Sometimes you need to get knocked down before you can really fight back.
Virtus.pro just proved that point in the most brutal way possible. After getting eliminated in both PGS 1 and PGS 2, the team came back to absolutely demolish the PGS 3 Grand Final. 136 points. 89 kills. A 35-point gap over second place that wasn’t even close.
This wasn’t luck. This was surgical precision.
“Virtus.pro became the PGS 3 champion with 136 points (47 placement + 89 kills), finishing a massive 35 points ahead of second-place eArena. It was a result few could have predicted, as Virtus.pro had been eliminated in both PGS 1 and PGS 2 and had not earned a single PGS Point before PGS 3.” — PUBG on Steam
The numbers tell the whole story. 89 kills in the Grand Final means they averaged nearly 6 eliminations per match across 15 games. That’s not spray-and-pray gameplay. That’s calculated aggression backed by solid positioning and team coordination.
But here’s what makes this even more impressive: they balanced those kills with 47 placement points. Most teams that frag hard die early. Virtus.pro did both – they hunted and they survived.
Not everyone’s buying the redemption narrative though. Some fans are questioning how a team that couldn’t make it past early stages suddenly becomes unstoppable. The skill gap between tournaments shouldn’t be this massive. Either other teams choked hard or something changed in Virtus.pro’s approach that nobody saw coming.
The format also raised eyebrows. Having bottom teams fight through a Survival Stage while top seeds get direct Grand Final spots creates weird dynamics. Teams like eArena had to battle just to reach the final bracket, then faced fresh opponents who’d been studying their gameplay for weeks.
Others pointed out that three different champions across three tournaments might look exciting, but it also suggests inconsistent competition. When no team can repeat their success, that’s usually a sign of either incredible parity or teams that can’t maintain their level under pressure.
The memes write themselves though. “Virtus.pro speed-running from worst to first.” “PGS 1-2: tutorial mode. PGS 3: Virtus.pro remembers how to shoot.” “From zero PGS points to championship – that’s not character development, that’s a different character.”
Some players joked that Virtus.pro was just collecting data in the first two tournaments. “Classic Russian strategy – let enemy think you’re weak, then crush them when it matters.” The timing was almost too perfect to be accidental.

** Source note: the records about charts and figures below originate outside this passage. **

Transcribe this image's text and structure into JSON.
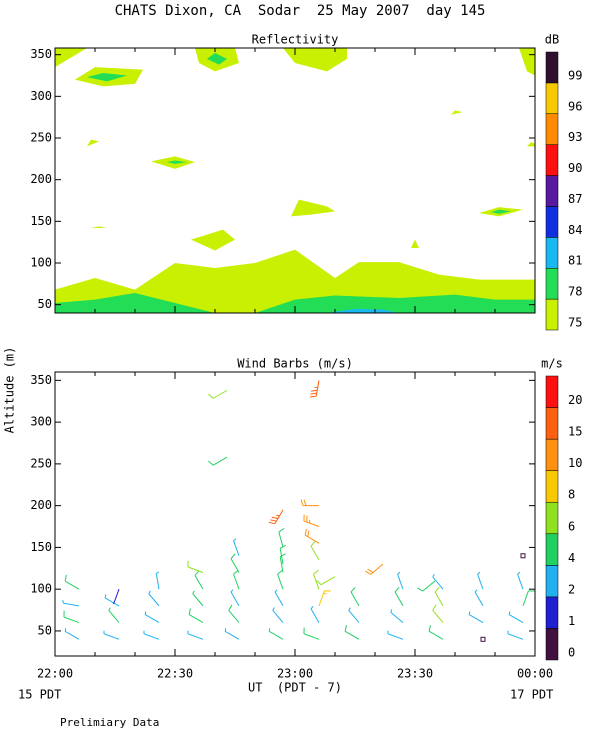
{
  "title": "CHATS Dixon, CA  Sodar  25 May 2007  day 145",
  "y_label": "Altitude (m)",
  "x_label": "UT  (PDT - 7)",
  "x_start_note": "15 PDT",
  "x_end_note": "17 PDT",
  "footnote": "Prelimiary Data",
  "chart_data": [
    {
      "type": "contour",
      "title": "Reflectivity",
      "xlim": [
        0,
        120
      ],
      "xticks": [
        {
          "value": 0,
          "label": "22:00"
        },
        {
          "value": 30,
          "label": "22:30"
        },
        {
          "value": 60,
          "label": "23:00"
        },
        {
          "value": 90,
          "label": "23:30"
        },
        {
          "value": 120,
          "label": "00:00"
        }
      ],
      "ylim": [
        40,
        358
      ],
      "yticks": [
        50,
        100,
        150,
        200,
        250,
        300,
        350
      ],
      "colorbar": {
        "label": "dB",
        "levels": [
          75,
          78,
          81,
          84,
          87,
          90,
          93,
          96,
          99
        ],
        "colors": [
          "#c8f000",
          "#22dd55",
          "#18b8f0",
          "#1030e0",
          "#5818a0",
          "#ff1010",
          "#ff8c00",
          "#f8c800",
          "#301030"
        ]
      },
      "regions": [
        {
          "level": 75,
          "points": [
            [
              0,
              40
            ],
            [
              0,
              68
            ],
            [
              10,
              82
            ],
            [
              20,
              68
            ],
            [
              30,
              100
            ],
            [
              40,
              94
            ],
            [
              50,
              100
            ],
            [
              60,
              116
            ],
            [
              70,
              82
            ],
            [
              76,
              101
            ],
            [
              86,
              101
            ],
            [
              96,
              86
            ],
            [
              106,
              80
            ],
            [
              120,
              80
            ],
            [
              120,
              40
            ]
          ]
        },
        {
          "level": 78,
          "points": [
            [
              0,
              40
            ],
            [
              0,
              52
            ],
            [
              10,
              56
            ],
            [
              20,
              64
            ],
            [
              30,
              52
            ],
            [
              40,
              40
            ],
            [
              50,
              40
            ],
            [
              60,
              56
            ],
            [
              70,
              61
            ],
            [
              86,
              58
            ],
            [
              100,
              62
            ],
            [
              110,
              56
            ],
            [
              120,
              56
            ],
            [
              120,
              40
            ]
          ]
        },
        {
          "level": 81,
          "points": [
            [
              68,
              40
            ],
            [
              75,
              45
            ],
            [
              82,
              44
            ],
            [
              86,
              40
            ]
          ]
        },
        {
          "level": 75,
          "points": [
            [
              0,
              358
            ],
            [
              8,
              358
            ],
            [
              0,
              335
            ]
          ]
        },
        {
          "level": 75,
          "points": [
            [
              5,
              320
            ],
            [
              10,
              335
            ],
            [
              22,
              332
            ],
            [
              20,
              315
            ],
            [
              12,
              312
            ]
          ]
        },
        {
          "level": 78,
          "points": [
            [
              8,
              323
            ],
            [
              12,
              328
            ],
            [
              18,
              325
            ],
            [
              13,
              318
            ]
          ]
        },
        {
          "level": 75,
          "points": [
            [
              35,
              358
            ],
            [
              36,
              340
            ],
            [
              40,
              330
            ],
            [
              46,
              340
            ],
            [
              45,
              358
            ]
          ]
        },
        {
          "level": 78,
          "points": [
            [
              38,
              345
            ],
            [
              41,
              338
            ],
            [
              43,
              345
            ],
            [
              40,
              352
            ]
          ]
        },
        {
          "level": 75,
          "points": [
            [
              57,
              358
            ],
            [
              60,
              340
            ],
            [
              68,
              330
            ],
            [
              73,
              345
            ],
            [
              73,
              358
            ]
          ]
        },
        {
          "level": 75,
          "points": [
            [
              116,
              358
            ],
            [
              118,
              330
            ],
            [
              120,
              325
            ],
            [
              120,
              358
            ]
          ]
        },
        {
          "level": 75,
          "points": [
            [
              8,
              240
            ],
            [
              9,
              248
            ],
            [
              11,
              246
            ]
          ]
        },
        {
          "level": 75,
          "points": [
            [
              24,
              222
            ],
            [
              30,
              228
            ],
            [
              35,
              221
            ],
            [
              30,
              213
            ]
          ]
        },
        {
          "level": 78,
          "points": [
            [
              28,
              221
            ],
            [
              30,
              223
            ],
            [
              33,
              221
            ],
            [
              30,
              219
            ]
          ]
        },
        {
          "level": 75,
          "points": [
            [
              9,
              142
            ],
            [
              11,
              144
            ],
            [
              13,
              142
            ]
          ]
        },
        {
          "level": 75,
          "points": [
            [
              59,
              156
            ],
            [
              61,
              176
            ],
            [
              68,
              168
            ],
            [
              70,
              162
            ],
            [
              64,
              158
            ]
          ]
        },
        {
          "level": 75,
          "points": [
            [
              34,
              128
            ],
            [
              42,
              140
            ],
            [
              45,
              128
            ],
            [
              40,
              115
            ]
          ]
        },
        {
          "level": 75,
          "points": [
            [
              89,
              118
            ],
            [
              90,
              128
            ],
            [
              91,
              118
            ]
          ]
        },
        {
          "level": 75,
          "points": [
            [
              99,
              278
            ],
            [
              100,
              283
            ],
            [
              102,
              281
            ]
          ]
        },
        {
          "level": 75,
          "points": [
            [
              106,
              160
            ],
            [
              111,
              167
            ],
            [
              117,
              164
            ],
            [
              111,
              156
            ]
          ]
        },
        {
          "level": 78,
          "points": [
            [
              109,
              161
            ],
            [
              111,
              164
            ],
            [
              114,
              162
            ],
            [
              111,
              159
            ]
          ]
        },
        {
          "level": 75,
          "points": [
            [
              118,
              240
            ],
            [
              119,
              245
            ],
            [
              120,
              243
            ],
            [
              120,
              240
            ]
          ]
        }
      ]
    },
    {
      "type": "barbs",
      "title": "Wind Barbs (m/s)",
      "xlim": [
        0,
        120
      ],
      "xticks": [
        {
          "value": 0,
          "label": "22:00"
        },
        {
          "value": 30,
          "label": "22:30"
        },
        {
          "value": 60,
          "label": "23:00"
        },
        {
          "value": 90,
          "label": "23:30"
        },
        {
          "value": 120,
          "label": "00:00"
        }
      ],
      "ylim": [
        20,
        360
      ],
      "yticks": [
        50,
        100,
        150,
        200,
        250,
        300,
        350
      ],
      "colorbar": {
        "label": "m/s",
        "levels": [
          0,
          1,
          2,
          4,
          6,
          8,
          10,
          15,
          20
        ],
        "colors": [
          "#401040",
          "#2020d0",
          "#20b0f0",
          "#20d060",
          "#90e020",
          "#f8c800",
          "#ff9010",
          "#ff6010",
          "#ff1010"
        ]
      },
      "barbs": {
        "time": [
          6,
          6,
          6,
          6,
          16,
          16,
          16,
          16,
          26,
          26,
          26,
          26,
          37,
          37,
          37,
          37,
          37,
          46,
          46,
          46,
          46,
          46,
          46,
          57,
          57,
          57,
          57,
          57,
          57,
          66,
          66,
          66,
          66,
          76,
          76,
          76,
          87,
          87,
          87,
          87,
          97,
          97,
          97,
          97,
          107,
          107,
          107,
          107,
          117,
          117,
          117,
          117,
          117,
          43,
          43,
          57,
          66,
          66,
          66,
          66,
          57,
          66,
          70,
          82,
          95
        ],
        "altitude": [
          40,
          60,
          80,
          100,
          40,
          60,
          80,
          100,
          40,
          60,
          80,
          100,
          40,
          60,
          80,
          100,
          120,
          40,
          60,
          80,
          100,
          120,
          140,
          40,
          60,
          80,
          100,
          120,
          150,
          40,
          60,
          80,
          100,
          40,
          60,
          80,
          40,
          60,
          80,
          100,
          40,
          60,
          80,
          100,
          40,
          60,
          80,
          100,
          40,
          60,
          80,
          100,
          140,
          338,
          258,
          195,
          350,
          200,
          175,
          155,
          130,
          135,
          115,
          130,
          110
        ],
        "speed": [
          3,
          5,
          3,
          5,
          3,
          4.5,
          2.5,
          1.5,
          3,
          3,
          3,
          3,
          3.5,
          5,
          4.5,
          5,
          6.5,
          3,
          5,
          3,
          5,
          5,
          3,
          4.5,
          3,
          3,
          5,
          5,
          5,
          5,
          3,
          9,
          7,
          5,
          3,
          5,
          3,
          3,
          5,
          3,
          5,
          7,
          6.5,
          3,
          0.5,
          3,
          3,
          3,
          3,
          3,
          5,
          3,
          0.5,
          6,
          5,
          18,
          18,
          12,
          14,
          11,
          5,
          7,
          6,
          10,
          5
        ],
        "direction": [
          300,
          290,
          280,
          300,
          290,
          320,
          300,
          200,
          290,
          300,
          320,
          350,
          290,
          300,
          320,
          330,
          290,
          300,
          320,
          330,
          340,
          330,
          340,
          300,
          320,
          330,
          340,
          350,
          345,
          290,
          330,
          20,
          340,
          300,
          320,
          330,
          290,
          310,
          330,
          340,
          300,
          320,
          330,
          320,
          0,
          300,
          330,
          340,
          290,
          300,
          20,
          340,
          0,
          240,
          240,
          210,
          190,
          270,
          290,
          300,
          350,
          330,
          240,
          230,
          230
        ]
      }
    }
  ]
}
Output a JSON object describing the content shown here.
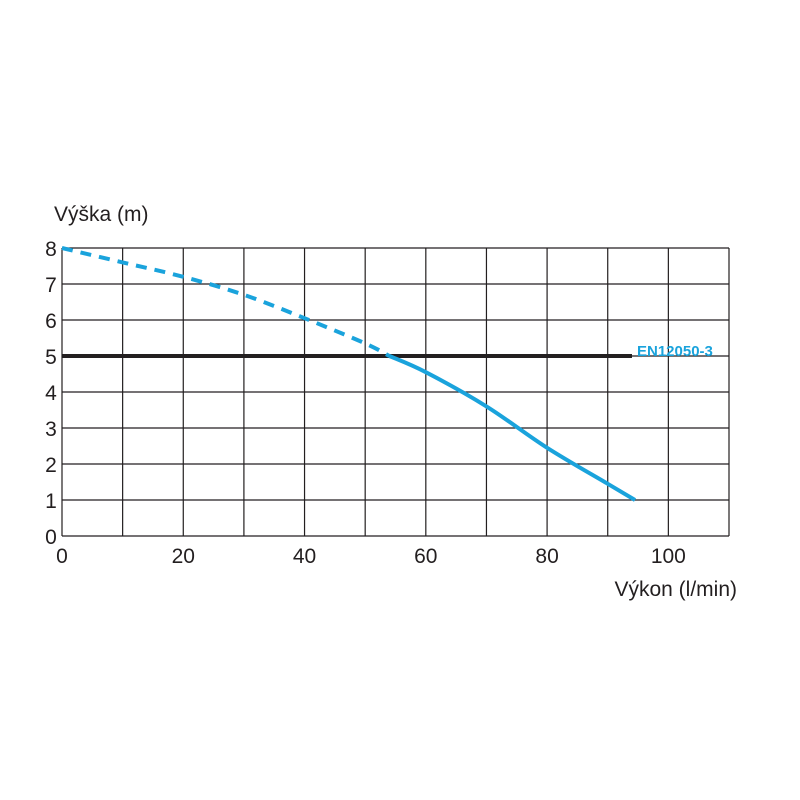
{
  "chart_data": {
    "type": "line",
    "ylabel": "Výška (m)",
    "xlabel": "Výkon (l/min)",
    "xlim": [
      0,
      110
    ],
    "ylim": [
      0,
      8
    ],
    "x_ticks": [
      "0",
      "20",
      "40",
      "60",
      "80",
      "100"
    ],
    "y_ticks": [
      "0",
      "1",
      "2",
      "3",
      "4",
      "5",
      "6",
      "7",
      "8"
    ],
    "grid": true,
    "reference_line": {
      "label": "EN12050-3",
      "y": 5,
      "x_start": 0,
      "x_end": 94
    },
    "series": [
      {
        "style": "dashed",
        "points": [
          [
            0,
            8.0
          ],
          [
            10,
            7.6
          ],
          [
            20,
            7.2
          ],
          [
            30,
            6.7
          ],
          [
            40,
            6.05
          ],
          [
            50,
            5.35
          ],
          [
            54,
            5.0
          ]
        ]
      },
      {
        "style": "solid",
        "points": [
          [
            54,
            5.0
          ],
          [
            60,
            4.55
          ],
          [
            70,
            3.6
          ],
          [
            80,
            2.45
          ],
          [
            90,
            1.45
          ],
          [
            94.5,
            1.0
          ]
        ]
      }
    ],
    "colors": {
      "curve": "#1aa3dc",
      "reference": "#231f20",
      "grid": "#231f20"
    }
  }
}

This result changes everything about how we view PUBG’s competitive scene. For two years, the meta has been about consistent placement and avoiding risky fights. Teams that played it safe and picked their battles usually won.
Virtus.pro just threw that playbook in the trash. They proved you can be aggressive and tactical at the same time. Their 89 kills weren’t random third-parties or lucky zone rotations. They were deliberate eliminations that also set up better positioning for late circles.
The fact that three different teams won the three tournaments also shows how volatile PUBG esports has become. Unlike other tactical shooters where top teams dominate for months, PUBG rewards adaptation and map knowledge over pure mechanical skill. Teams that can read the game state and adjust their strategy mid-match have huge advantages.
This also validates the circuit format. Having multiple tournaments prevents any one team from getting too comfortable. Petrichor Road won PGS 1, Natus Vincere took PGS 2, and now Virtus.pro owns PGS 3. That’s not luck – that’s proof the competition is deeper than anyone expected.
The tactical evolution is real too. Teams aren’t just playing for placement anymore. They’re hunting for eliminations while maintaining strong positioning. Virtus.pro’s 47 placement points prove they weren’t just fragging mindlessly – they were controlling space and rotations while taking fights.
What’s next? The PGS format proved it works, so expect more circuit-style competitions. Teams that can adapt quickly between tournaments will dominate. One-trick strategies won’t cut it anymore.
Virtus.pro also set a new standard for aggressive tactical play. Expect other teams to study their VODs and try to copy that kill-heavy approach. But copying strategy and executing it under pressure are different skills entirely.
The next PGS circuit can’t come soon enough. If this level of competition continues, PUBG esports just found its identity – tactical chaos where anything can happen and the best team wins through skill, not just luck.